Has anyone had success with cooperative groups for grid synchronisation in their kernel when implementing new functions?
I’m getting unresolved overload errors when trying to use cudaLaunchCooperativeKernel(), whereas it was previously working fine when launching normally kernel<<<>>>(*args). However, I need grid syncrhonisation during reduction so need to launch a cooperative kernel.
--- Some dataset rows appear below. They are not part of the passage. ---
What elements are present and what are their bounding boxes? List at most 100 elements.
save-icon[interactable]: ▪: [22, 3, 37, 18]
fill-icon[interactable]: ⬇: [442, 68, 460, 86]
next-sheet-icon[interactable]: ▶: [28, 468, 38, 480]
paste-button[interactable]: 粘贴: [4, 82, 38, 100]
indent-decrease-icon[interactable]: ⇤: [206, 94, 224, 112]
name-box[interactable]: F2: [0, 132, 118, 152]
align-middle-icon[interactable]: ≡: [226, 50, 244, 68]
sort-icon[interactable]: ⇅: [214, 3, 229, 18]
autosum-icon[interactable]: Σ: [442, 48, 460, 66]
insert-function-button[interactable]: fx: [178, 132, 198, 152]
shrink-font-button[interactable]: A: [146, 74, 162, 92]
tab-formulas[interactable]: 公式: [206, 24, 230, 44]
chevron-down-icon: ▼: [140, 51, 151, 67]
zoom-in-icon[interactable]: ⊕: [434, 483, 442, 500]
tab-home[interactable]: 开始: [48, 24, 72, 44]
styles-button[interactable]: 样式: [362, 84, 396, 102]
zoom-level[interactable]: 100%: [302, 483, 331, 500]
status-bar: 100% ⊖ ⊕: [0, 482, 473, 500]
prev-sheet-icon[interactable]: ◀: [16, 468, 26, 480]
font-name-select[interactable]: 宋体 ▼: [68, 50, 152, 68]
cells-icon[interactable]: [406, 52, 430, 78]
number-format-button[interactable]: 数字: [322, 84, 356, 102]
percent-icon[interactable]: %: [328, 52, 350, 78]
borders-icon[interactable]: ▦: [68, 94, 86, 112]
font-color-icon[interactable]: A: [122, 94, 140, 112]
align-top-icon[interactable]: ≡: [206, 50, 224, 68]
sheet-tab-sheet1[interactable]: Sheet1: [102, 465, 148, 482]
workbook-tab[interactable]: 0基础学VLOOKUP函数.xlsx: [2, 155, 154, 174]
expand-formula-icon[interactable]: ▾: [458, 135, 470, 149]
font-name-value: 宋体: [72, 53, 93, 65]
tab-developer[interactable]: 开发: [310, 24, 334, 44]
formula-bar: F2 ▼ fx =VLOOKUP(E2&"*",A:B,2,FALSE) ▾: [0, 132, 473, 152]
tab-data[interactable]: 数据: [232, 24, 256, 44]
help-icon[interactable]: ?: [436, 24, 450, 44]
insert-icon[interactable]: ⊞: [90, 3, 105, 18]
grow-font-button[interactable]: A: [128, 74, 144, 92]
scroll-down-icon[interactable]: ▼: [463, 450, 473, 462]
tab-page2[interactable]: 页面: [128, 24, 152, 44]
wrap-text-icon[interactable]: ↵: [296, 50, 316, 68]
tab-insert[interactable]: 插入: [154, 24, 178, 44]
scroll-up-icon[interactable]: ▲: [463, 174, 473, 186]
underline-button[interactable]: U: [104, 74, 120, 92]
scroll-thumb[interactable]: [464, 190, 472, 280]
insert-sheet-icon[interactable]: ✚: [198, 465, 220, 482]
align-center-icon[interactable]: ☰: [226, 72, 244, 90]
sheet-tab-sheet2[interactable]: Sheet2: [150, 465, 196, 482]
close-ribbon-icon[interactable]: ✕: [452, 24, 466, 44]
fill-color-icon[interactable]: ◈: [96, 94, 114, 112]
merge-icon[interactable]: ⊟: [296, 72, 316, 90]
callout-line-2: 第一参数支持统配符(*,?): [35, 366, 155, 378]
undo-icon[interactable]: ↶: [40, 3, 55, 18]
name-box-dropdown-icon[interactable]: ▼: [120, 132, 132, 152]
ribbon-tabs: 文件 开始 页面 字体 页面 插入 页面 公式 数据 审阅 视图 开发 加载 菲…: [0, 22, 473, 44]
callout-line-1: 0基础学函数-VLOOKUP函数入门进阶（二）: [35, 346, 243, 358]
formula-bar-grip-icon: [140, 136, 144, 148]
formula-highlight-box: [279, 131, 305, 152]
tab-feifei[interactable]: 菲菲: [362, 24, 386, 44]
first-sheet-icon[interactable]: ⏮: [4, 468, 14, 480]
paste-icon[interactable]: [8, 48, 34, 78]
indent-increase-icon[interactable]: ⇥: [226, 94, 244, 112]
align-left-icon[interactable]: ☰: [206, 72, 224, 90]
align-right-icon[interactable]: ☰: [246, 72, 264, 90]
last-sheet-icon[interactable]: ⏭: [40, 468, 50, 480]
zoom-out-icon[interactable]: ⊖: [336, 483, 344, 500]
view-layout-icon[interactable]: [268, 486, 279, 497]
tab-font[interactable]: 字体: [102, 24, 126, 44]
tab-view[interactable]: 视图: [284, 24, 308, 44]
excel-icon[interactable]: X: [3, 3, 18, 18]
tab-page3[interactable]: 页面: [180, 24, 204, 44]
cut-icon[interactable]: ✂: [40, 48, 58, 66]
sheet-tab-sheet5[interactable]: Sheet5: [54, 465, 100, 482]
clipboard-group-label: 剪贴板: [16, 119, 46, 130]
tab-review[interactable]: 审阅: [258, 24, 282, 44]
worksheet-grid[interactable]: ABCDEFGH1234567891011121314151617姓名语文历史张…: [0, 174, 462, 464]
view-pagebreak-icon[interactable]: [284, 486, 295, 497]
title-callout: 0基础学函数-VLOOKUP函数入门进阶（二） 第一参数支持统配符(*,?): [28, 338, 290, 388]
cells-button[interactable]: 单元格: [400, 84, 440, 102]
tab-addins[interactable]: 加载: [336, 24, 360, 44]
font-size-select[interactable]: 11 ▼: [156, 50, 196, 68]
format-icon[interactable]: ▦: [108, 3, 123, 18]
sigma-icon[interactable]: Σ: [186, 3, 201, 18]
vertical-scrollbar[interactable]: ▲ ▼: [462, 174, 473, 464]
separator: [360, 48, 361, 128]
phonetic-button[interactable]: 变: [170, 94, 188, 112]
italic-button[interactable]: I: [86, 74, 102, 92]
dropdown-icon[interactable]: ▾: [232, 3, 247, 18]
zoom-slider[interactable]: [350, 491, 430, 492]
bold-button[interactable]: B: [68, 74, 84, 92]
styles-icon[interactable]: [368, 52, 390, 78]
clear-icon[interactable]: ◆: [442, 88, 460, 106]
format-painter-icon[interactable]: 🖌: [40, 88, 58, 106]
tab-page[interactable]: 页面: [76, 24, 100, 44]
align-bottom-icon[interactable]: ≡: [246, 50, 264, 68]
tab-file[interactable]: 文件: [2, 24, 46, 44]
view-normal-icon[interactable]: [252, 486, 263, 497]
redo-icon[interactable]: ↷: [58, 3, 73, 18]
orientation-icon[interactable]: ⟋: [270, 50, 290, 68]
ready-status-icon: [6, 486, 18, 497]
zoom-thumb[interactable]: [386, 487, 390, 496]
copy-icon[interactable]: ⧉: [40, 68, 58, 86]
template <typename scalar_t, std::size_t dims>
using TensorAccR = torch::PackedTensorAccessor32<scalar_t,dims,torch::RestrictPtrTraits>;
template <typename scalar_t>
__global__ void a_kernel(const TensorAccR<scalar_t, 4> in_features,
TensorAccR<scalar_t, 2> out_features)
{
cooperative_groups::grid_group g = cooperative_groups::this_grid();
/*do things*/
g.sync();
}
void my_launcher(torch::Tensor features_in, torch::Tensor features_out)
{
AT_DISPATCH_FLOATING_TYPES_AND_HALF(features.scalar_type(),
"instance_pool_forward_kernel",
[&] {
TensorAccR<scalar_t, 4> features_in_acc = features_in.packed_accessor32<scalar_t,4,torch::RestrictPtrTraits>();
TensorAccR<scalar_t, 2> features_out_acc = features_out.packed_accessor32<scalar_t,2,torch::RestrictPtrTraits>();
void *kernelArgs[] = { (void*)&features_in_acc, (void*)&features_out_acc};
cudaLaunchCooperativeKernel(a_kernel<scalar_t>, gridDims,
blockDims, kernelArgs, s_mem, at::cuda::getCurrentCUDAStream());
});
}